OOOCEA contracts with TransCore and uses its Encompass® 6 Multiprotocol Readers. On its website, TransCore touts that this is “an integrated high-speed, multiprotocol 915 MHz radio frequency identification (RFID) reader system that includes an RF transceiver board and processor in a single assembly.”

Marshall says that OOCEA’s electronic toll collection system, called “E-PASS”, was introduced in 1994, and he says it was the first electronic toll collection system in Florida.

“It has allowed the Expressway Authority to provide open road tolling lanes on all of our expressways. Open road tolling allows drivers to continue at safe highways speeds without having to slow down to pay a toll,” says Marshall.

Customers prepay either by check or credit card, and once their balance hits zero, they are not allowed to pass through the E-Pass lane.
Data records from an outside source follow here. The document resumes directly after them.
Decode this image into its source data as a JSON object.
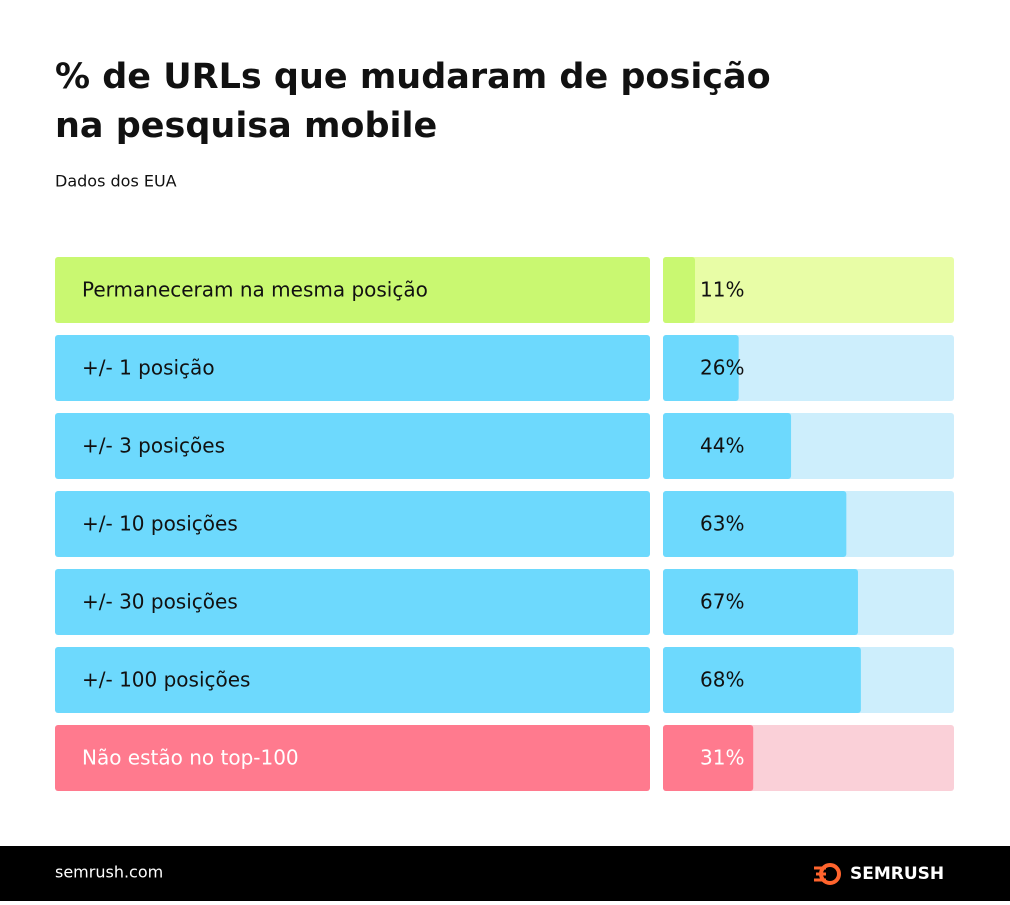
{
  "chart_data": {
    "type": "bar",
    "title": [
      "% de URLs que mudaram de posição",
      "na pesquisa mobile"
    ],
    "subtitle": "Dados dos EUA",
    "categories": [
      "Permaneceram na mesma posição",
      "+/- 1 posição",
      "+/- 3 posições",
      "+/- 10 posições",
      "+/- 30 posições",
      "+/- 100 posições",
      "Não estão no top-100"
    ],
    "values": [
      11,
      26,
      44,
      63,
      67,
      68,
      31
    ],
    "value_labels": [
      "11%",
      "26%",
      "44%",
      "63%",
      "67%",
      "68%",
      "31%"
    ],
    "colors": [
      "#c9f871",
      "#6dd9fd",
      "#6dd9fd",
      "#6dd9fd",
      "#6dd9fd",
      "#6dd9fd",
      "#ff7a8e"
    ],
    "track_colors": [
      "#e8fda6",
      "#cdeefc",
      "#cdeefc",
      "#cdeefc",
      "#cdeefc",
      "#cdeefc",
      "#fad0d8"
    ],
    "text_colors": [
      "#111111",
      "#111111",
      "#111111",
      "#111111",
      "#111111",
      "#111111",
      "#ffffff"
    ],
    "xlim": [
      0,
      100
    ]
  },
  "footer": {
    "site": "semrush.com",
    "brand": "SEMRUSH"
  }
}
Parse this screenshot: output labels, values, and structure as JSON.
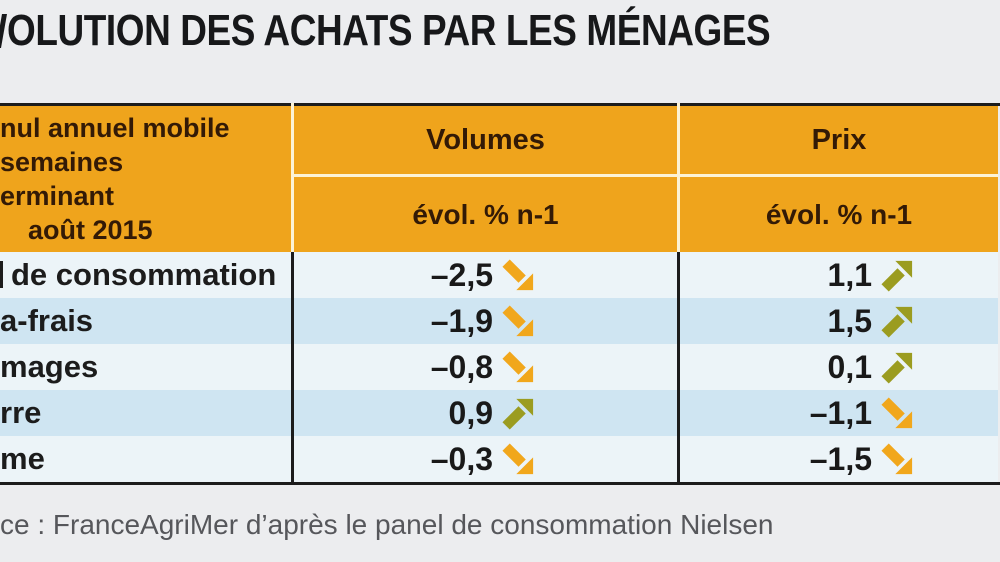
{
  "title": "OLUTION DES ACHATS PAR LES MÉNAGES",
  "table": {
    "header": {
      "period_lines": [
        "nul annuel mobile",
        "semaines",
        "erminant",
        "août 2015"
      ],
      "col_volumes": "Volumes",
      "col_prix": "Prix",
      "subheader": "évol. % n-1"
    },
    "rows": [
      {
        "label": "de consommation",
        "volume": "–2,5",
        "volume_trend": "down",
        "price": "1,1",
        "price_trend": "up"
      },
      {
        "label": "a-frais",
        "volume": "–1,9",
        "volume_trend": "down",
        "price": "1,5",
        "price_trend": "up"
      },
      {
        "label": "mages",
        "volume": "–0,8",
        "volume_trend": "down",
        "price": "0,1",
        "price_trend": "up"
      },
      {
        "label": "rre",
        "volume": "0,9",
        "volume_trend": "up",
        "price": "–1,1",
        "price_trend": "down"
      },
      {
        "label": "me",
        "volume": "–0,3",
        "volume_trend": "down",
        "price": "–1,5",
        "price_trend": "down"
      }
    ]
  },
  "source": "ce : FranceAgriMer d’après le panel de consommation Nielsen",
  "colors": {
    "page_bg": "#ecedef",
    "title_color": "#17181a",
    "header_bg": "#efa41c",
    "header_text": "#331a06",
    "divider_cream": "#fcf3d6",
    "border_dark": "#1c1c1c",
    "row_light": "#ecf4f8",
    "row_dark": "#cfe5f2",
    "arrow_up": "#9b9c20",
    "arrow_down": "#f1a71c",
    "source_text": "#56575b"
  },
  "chart_data": {
    "type": "table",
    "title": "OLUTION DES ACHATS PAR LES MÉNAGES",
    "period_header": "nul annuel mobile semaines erminant août 2015",
    "columns": [
      "",
      "Volumes évol. % n-1",
      "Prix évol. % n-1"
    ],
    "rows": [
      [
        "de consommation",
        -2.5,
        1.1
      ],
      [
        "a-frais",
        -1.9,
        1.5
      ],
      [
        "mages",
        -0.8,
        0.1
      ],
      [
        "rre",
        0.9,
        -1.1
      ],
      [
        "me",
        -0.3,
        -1.5
      ]
    ],
    "trends": {
      "volumes": [
        "down",
        "down",
        "down",
        "up",
        "down"
      ],
      "prix": [
        "up",
        "up",
        "up",
        "down",
        "down"
      ]
    },
    "source": "ce : FranceAgriMer d’après le panel de consommation Nielsen"
  }
}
The system is so successful that when the Authority sent out a questionnaire to customers, they found that even among those slow to tweet or “friend”, it was a hit.

RFID A ‘Farer’ Way To Travel

A spokesperson for the Port Authority of Allegheny County in Penn. says their agency uses RFID in its fare cards, but they don’t have toll booths so that part is a non-issue. The Authority received a federal subsidy specifically to make its “ConnectCards”, which collect a kind of toll — but for people at turnstiles rather than cars at toll booths.

RFID is also used in many other places around the world in order to collect tolls, whether for vehicular or human traffic.

For example, in China, Hangzhou CENLAN Intelligent Technology Co., Ltd manufactures RFID smart cards for its automatic fare collection system for public transportation and electronic payments, and RFID card readers for parking, tracking and related purposes.

In London, the “Tube” – the city’s subway network – implemented its touch-‘n-go NFC-enabled Oyster cards over a decade ago. However, in late 2012 the city expanded to include their use on buses.

And when Los Angeles finally installed a subway system to augment its extensive bus line, The Metro (called Metro Rail), the fare technology was as sophisticated as the passengers who disembark daily at Universal City, Beverly Hills and Hollywood. LA has a very cool TAP system that reads a passenger’s fare very quickly via a magnetic NFC strip as he or she shoots through the turnstile .

RFID Just Part Of The Solution?

Yet, not every transportation system sees RFID or NFC as the only way. Whether that changes in the future is of course, as changeable as the new flavor of iPhone.

For example, New Jersey Meadowlands also employs TransCore technology, but one that does not rely on an RFID or NFC chip. Instead, it uses SCATS (Sydney Coordinated Adaptive Traffic System) technology at 105 locations, with more on the boards. A spokesperson said they are not currently using anything RFID-specific, in fact. They use wireless radios, Bluetooth travel time sensors and image-based vehicle detection, he said.

NJ Meadowlands’ Dave Liebgold,  Chief of Transportation, added  that since they’ve used TransCore’s Adaptive Signal Control System they have “seen significant improvements in traffic flow along all corridors and many individual locations.

While it does not use RFID, SCATS provides “real-time information for both advanced operations and maintenance monitoring. This includes detection, timing, saturation, status, communication, and coordination information,” according to a company brochure.

However, TransCore’s expansive portfolio of products, such as in the aforementioned example of the expressways, not only includes many RFID features but shows how they’re pioneers in the field.

This is the same technology the company has installed in Tampa on what the company says was the world’s first open tolling on a bridge; on the Oklahoma Turnpike; and on I-15 in Utah. In the case of radio frequency-equipped gantries, for example, TransCore says it was the first in the nation to install an RFID-enabled toll collection system.